The art – and instinct – of productivity

I just completed David Allen’s excellent book, Getting Things Done:The Art of Stress-Free Productivity. I found that some of his tips I do instinctively, yet perhaps not yet naturally, but this book helped me apply practical principles to time management. Plus, he shows us that it’s not always easy to get to “what is the next action?” in collaborative environments. Much discussion may go into that very question.

I love to be very busy, and the Getting Things Done book helps me realize that I’m as busy as many others, and perhaps less busy than some. He even says that you can have as many as 50 Next Action items on your list when you combine work and home actions and projects. What a relief it was to read that! I’m not overly busy or scheduled, I’m merely able to write down what it is that needs to happen next. I also found it a relief to keep all home and work action items in one place.
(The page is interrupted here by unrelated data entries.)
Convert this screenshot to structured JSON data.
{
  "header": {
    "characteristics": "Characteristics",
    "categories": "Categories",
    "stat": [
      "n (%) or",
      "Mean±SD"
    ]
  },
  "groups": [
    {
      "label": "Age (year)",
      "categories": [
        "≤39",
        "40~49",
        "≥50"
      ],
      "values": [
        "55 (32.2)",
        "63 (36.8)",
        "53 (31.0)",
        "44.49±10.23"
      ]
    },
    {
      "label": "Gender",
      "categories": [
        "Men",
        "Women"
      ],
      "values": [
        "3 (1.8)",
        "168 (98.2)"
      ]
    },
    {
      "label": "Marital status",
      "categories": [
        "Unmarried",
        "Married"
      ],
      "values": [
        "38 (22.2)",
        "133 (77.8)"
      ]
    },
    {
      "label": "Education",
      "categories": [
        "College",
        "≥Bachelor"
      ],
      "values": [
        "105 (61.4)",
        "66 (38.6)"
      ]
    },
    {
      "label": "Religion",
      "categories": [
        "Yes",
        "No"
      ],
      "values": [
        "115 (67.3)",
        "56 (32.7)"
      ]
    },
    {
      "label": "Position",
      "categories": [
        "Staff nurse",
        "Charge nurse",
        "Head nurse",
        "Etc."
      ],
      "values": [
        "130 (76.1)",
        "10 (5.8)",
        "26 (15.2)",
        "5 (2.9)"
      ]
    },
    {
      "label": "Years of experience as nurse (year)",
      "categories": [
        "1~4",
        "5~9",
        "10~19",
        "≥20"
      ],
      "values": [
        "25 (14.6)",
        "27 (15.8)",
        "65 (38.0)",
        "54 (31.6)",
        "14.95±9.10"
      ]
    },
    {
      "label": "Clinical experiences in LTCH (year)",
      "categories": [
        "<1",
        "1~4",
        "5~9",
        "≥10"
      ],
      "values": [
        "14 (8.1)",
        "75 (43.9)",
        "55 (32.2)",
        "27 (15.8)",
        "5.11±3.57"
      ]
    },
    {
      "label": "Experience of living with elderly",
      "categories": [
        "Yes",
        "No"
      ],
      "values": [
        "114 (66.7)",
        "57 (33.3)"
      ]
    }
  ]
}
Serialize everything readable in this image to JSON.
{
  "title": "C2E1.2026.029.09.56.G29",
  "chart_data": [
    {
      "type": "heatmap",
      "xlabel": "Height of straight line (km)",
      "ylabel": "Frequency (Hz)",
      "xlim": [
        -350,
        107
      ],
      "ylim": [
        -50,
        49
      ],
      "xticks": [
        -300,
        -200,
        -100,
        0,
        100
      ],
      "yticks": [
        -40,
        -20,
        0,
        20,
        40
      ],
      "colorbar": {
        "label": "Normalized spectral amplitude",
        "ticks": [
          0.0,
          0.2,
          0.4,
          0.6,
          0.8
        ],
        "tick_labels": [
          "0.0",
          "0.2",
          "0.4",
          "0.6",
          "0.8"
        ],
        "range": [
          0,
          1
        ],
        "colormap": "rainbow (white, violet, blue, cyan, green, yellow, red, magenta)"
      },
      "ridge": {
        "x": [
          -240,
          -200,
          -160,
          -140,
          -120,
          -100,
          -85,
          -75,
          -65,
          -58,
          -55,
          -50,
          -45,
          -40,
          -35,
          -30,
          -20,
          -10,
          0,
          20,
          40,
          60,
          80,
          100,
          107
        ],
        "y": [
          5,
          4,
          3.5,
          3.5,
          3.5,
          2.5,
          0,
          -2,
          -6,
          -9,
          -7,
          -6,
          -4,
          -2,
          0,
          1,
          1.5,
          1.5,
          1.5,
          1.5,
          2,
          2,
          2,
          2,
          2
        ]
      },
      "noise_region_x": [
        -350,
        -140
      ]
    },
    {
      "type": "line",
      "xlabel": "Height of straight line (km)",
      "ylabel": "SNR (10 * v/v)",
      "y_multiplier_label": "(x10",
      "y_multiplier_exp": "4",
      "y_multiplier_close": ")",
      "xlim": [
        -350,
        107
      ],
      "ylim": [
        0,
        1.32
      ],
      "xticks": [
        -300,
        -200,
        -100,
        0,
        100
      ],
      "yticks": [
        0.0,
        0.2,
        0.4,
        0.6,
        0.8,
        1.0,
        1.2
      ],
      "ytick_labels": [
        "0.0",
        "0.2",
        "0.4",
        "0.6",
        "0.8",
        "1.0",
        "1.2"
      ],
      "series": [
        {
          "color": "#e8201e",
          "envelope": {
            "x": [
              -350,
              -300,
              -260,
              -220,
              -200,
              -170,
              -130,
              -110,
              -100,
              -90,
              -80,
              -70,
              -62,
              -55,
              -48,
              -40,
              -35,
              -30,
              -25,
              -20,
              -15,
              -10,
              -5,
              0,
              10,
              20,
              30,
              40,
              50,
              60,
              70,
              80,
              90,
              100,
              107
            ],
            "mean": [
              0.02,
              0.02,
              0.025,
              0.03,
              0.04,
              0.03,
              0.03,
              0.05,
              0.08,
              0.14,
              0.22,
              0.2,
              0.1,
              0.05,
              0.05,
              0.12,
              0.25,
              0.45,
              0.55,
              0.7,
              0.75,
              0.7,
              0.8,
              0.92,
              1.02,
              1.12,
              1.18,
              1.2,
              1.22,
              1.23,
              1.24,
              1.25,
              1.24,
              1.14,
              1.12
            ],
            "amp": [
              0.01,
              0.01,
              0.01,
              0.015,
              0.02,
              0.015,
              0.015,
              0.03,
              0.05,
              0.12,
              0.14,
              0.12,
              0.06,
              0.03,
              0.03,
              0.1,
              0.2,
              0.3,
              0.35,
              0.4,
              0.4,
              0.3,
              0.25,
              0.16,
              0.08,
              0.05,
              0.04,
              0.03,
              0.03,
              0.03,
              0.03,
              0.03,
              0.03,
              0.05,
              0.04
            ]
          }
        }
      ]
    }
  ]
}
My favorite description of the natural instinctive planning process that some people can hold in their brains comes from This Woman’s Work, Dawn Friedman’s blog. She’s a writer and mom in Columbus, Ohio. The post is titled “Life inside my head” and my favorite sentence has to be this:

Then there’s baby wardrobe — if I use the really good all-in-one dipe to take her to grandma’s then I won’t have it for the playdate tomorrow, which is ok except the other ones are a wee bit leaky so I should use the regular poofy diapers and then I’ll need to put her in the other outfit with a big enough tush but that one is maybe a tad too warm so I better check the weather forecast before I make a move at all.

Sheer parenting inventory time management awesomeness. What are some of your favorite examples of extreme time and resource management?


  • July 17, 2008 - 3:43 pm | Permalink

    Anne … definitely a great book. Of course, I didn’t have time to read it, so I listened to in on my iPod during a loooong car trip. 8^D

    My favorite thing to do these days is when I’m in a meeting that seems to be going in circles is to take David’s advice and 1) look at the clock, 2) pipe up and say “hey, we’re running out of time here, what’s the Next Action?”. Then watch folks stare at their shoelaces for a few minutes and mumble …

    he he he.


  • July 18, 2008 - 6:01 am | Permalink

    I tried GTD a few years ago, and found it to be a bit too complex and involved for my tastes. Too much entropy. I keep things simple, using a couple of online tools — a process which I outlined here and here.

    Does that mean I’m always on top of everything? Heck, no. But I don’t spend any time maintaining my system, which helps me get back on track faster.

  • July 18, 2008 - 6:29 am | Permalink

    Hi Bob – audio books, what a time saver, eh? 🙂 MonkeyPi just asked on Twitter if listening to an audio book actually counts as “reading” it – I sayt does!

    I really sat up and took notice when I read about asking for the next action at work and the discussions that follow. That is often the toughest question because the action proves how serious you are, doesn’t it? 🙂

    Hi Scott – it’s so interesting how GTD has so many followers and so many people in the opposite camp. Who knew productivity was polarizing? 🙂 My coworker is a fan of RTM, but I think I prefer no-computer possibilities to computer-required ones. Still, I think I won’t follow GTD to the letter, only keep that spirit.